The shell is a standard command line interpreter for the system. This project is a Holberton School project meant teach students how to emulate a small part of what the shell does. For this assignment, we attempt to immitate how the shell searches for a command. The command we will be using throughout this project will be the ls command.
The shell is a command that reads lines from either a file or the terminal, interprets them, and executes other commands. The shell implements a language that has flow control constructs, a macro facility that provides a variety of features in addition to data storage, built-in history, and line editing capabilities. It incorporates many features to aid in interactive use and has the advantage of both interactive and non-interactive use. Commands can be typed directly to the running shell or can be put into a file and the file can be executed as long as permissions to run it are granted via chmod command.
The Stemshell is an emulation of the Shell and attempts to take in and execute the ls command. It features interactive and non-interactive use. The only command that can currently be typed directly to the running shell is the /bin/ls command. Flags can also be typed into the command line and execution of that command is correct.
To use:
vagrant@vagrant-ubuntu-trusty-64:~$ gcc -Wall -Werror -Wextra -pedantic *.c -o hsh
vagrant@vagrant-ubuntu-trusty-64:~$ ./simpleshell
$
- Compile with
gcc -Wall -Werror -Wextra -pedantic *.c -o hsh
- To run, type
./hsh
- A prompt should appear. For Stemshell, the prompt is '$'
- At the prompt, type in command
/bin/ls
or/bin/ls -l
For example:
$ /bin/ls
test.c test1.c
$ /bin/ls -l
-rw-rw-r-- 1 vagrant vagrant 122 July 12 23:47 test.c
-rw-rw-r-- 1 vagrant vagrant 122 July 12 23:47 test1.c
There are three types of commands: shell functions, builtin commands, and normal programs and the command is searched by name in that order. They are executed in different ways.
When the shell function is executed, all the shell positional parameters are set to the arguments of the shell function. In order for the shell to execute commands, it must first take in the arguments, tokenize, check for builtins and alias before forking to process the command.
Shell builtins are executed internally to the shell, without spawning a new process. Currently, the StemShell can only handle the builtin function exit and env.
* Allowed editors: vi, vim, emacs
* All your files will be compiled on Ubuntu 14.04 LTS
* Your C programs and functions will be compiled with gcc 4.8.4 using the flags -Wall -Werror -Wextra and -pedantic
* All your files should end with a new line
* A README.md file, at the root of the folder of the project is mandatory
* Your code should use the Betty style. It will be checked using betty-style.pl and betty-doc.pl
* No more than 5 functions per file
* All your header files should be include guarded
* access (man 2 access)
* chdir (man 2 chdir)
* close (man 2 close)
* closedir (man 3 closedir)
* execve (man 2 execve)
* exit (man 3 exit)
* fork (man 2 fork)
* free (man 3 free)
* stat (__xstat) (man 2 stat)
* lstat (__lxstat) (man 2 lstat)
* fstat (__fxstat) (man 2 fstat)
* getcwd (man 3 getcwd)
* getline (man 3 getline)
* kill (man 2 kill)
* malloc (man 3 malloc)
* open (man 2 open)
* opendir (man 3 opendir)
* perror (man 3 perror)
* read (man 2 read)
* readdir (man 3 readdir)
* signal (man 2 signal)
* strtok (man 3 strtok)
* wait (man 2 wait)
* waitpid (man 2 waitpid)
* wait3 (man 2 wait3)
* wait4 (man 2 wait4)
* write (man 2 write)
* _exit (man 2 _exit)
* isatty (man 3 isatty)
* fflush (man 3 fflush)
- AUTHORS - Name of the authors who wrote the simple shell.

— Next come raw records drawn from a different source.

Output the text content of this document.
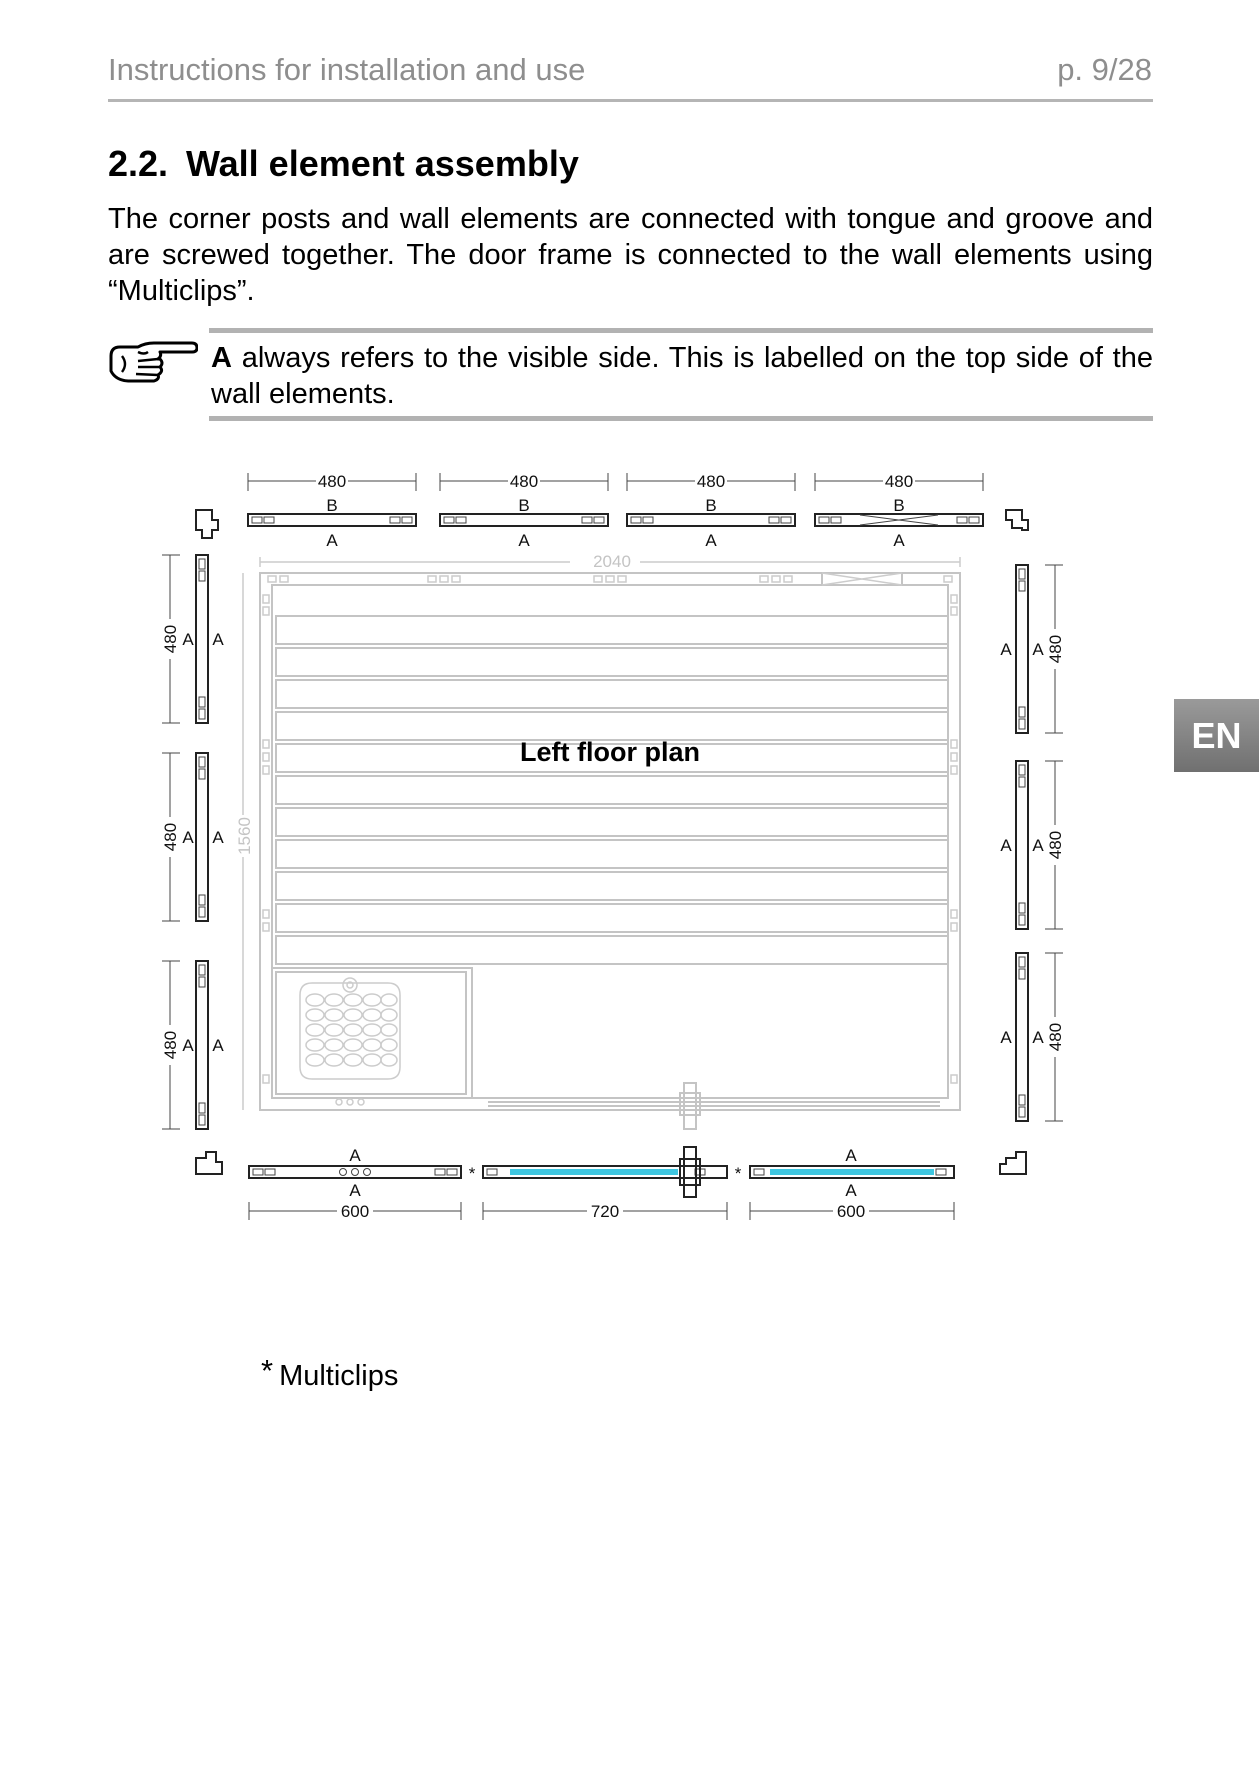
Instructions for installation and use	p. 9/28
2.2. Wall element assembly

The corner posts and wall elements are connected with tongue and groove and are screwed together. The door frame is connected to the wall elements using “Multiclips”.

A always refers to the visible side. This is labelled on the top side of the wall elements.

EN
480
B
A
480
B
A
480
B
A
480
B
A
480 A A
480 A A
480 A A
A A 480
A A 480
A A 480
2040
1560
Left floor plan
A
A
600
*
720
*
A
A
600
* Multiclips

- header.h - Header file that contains all structs, macros, standard library, and function prototypes.
- builtin_id.c - file that contains the following builtin functions:
sh_exit
- exits the shell.env
- prints the current environment.
- helper_functions.c - file that contains the following helper functions:
_strlen
- function that counts the length of a string._strcat
- function that concatenates two strings._puts
- function that prints 1 character at a time._putchar
- function that prints 1 character at a time. Returns an int._strdup
- function that returns pointer to a newly allocated space in memory.
- helper_functions2.c - file that contains the following helper functions:
_strcmp
- function that compares strings.
- prompt.c - function that prints the prompt "$ ".
- hsh.c - main program that processes the ls command.
- man_1_simple_shell - file that contains the man page for StemShell.
- README.md - files that contains the description for the assignment. Example of how to use Stemshell is included.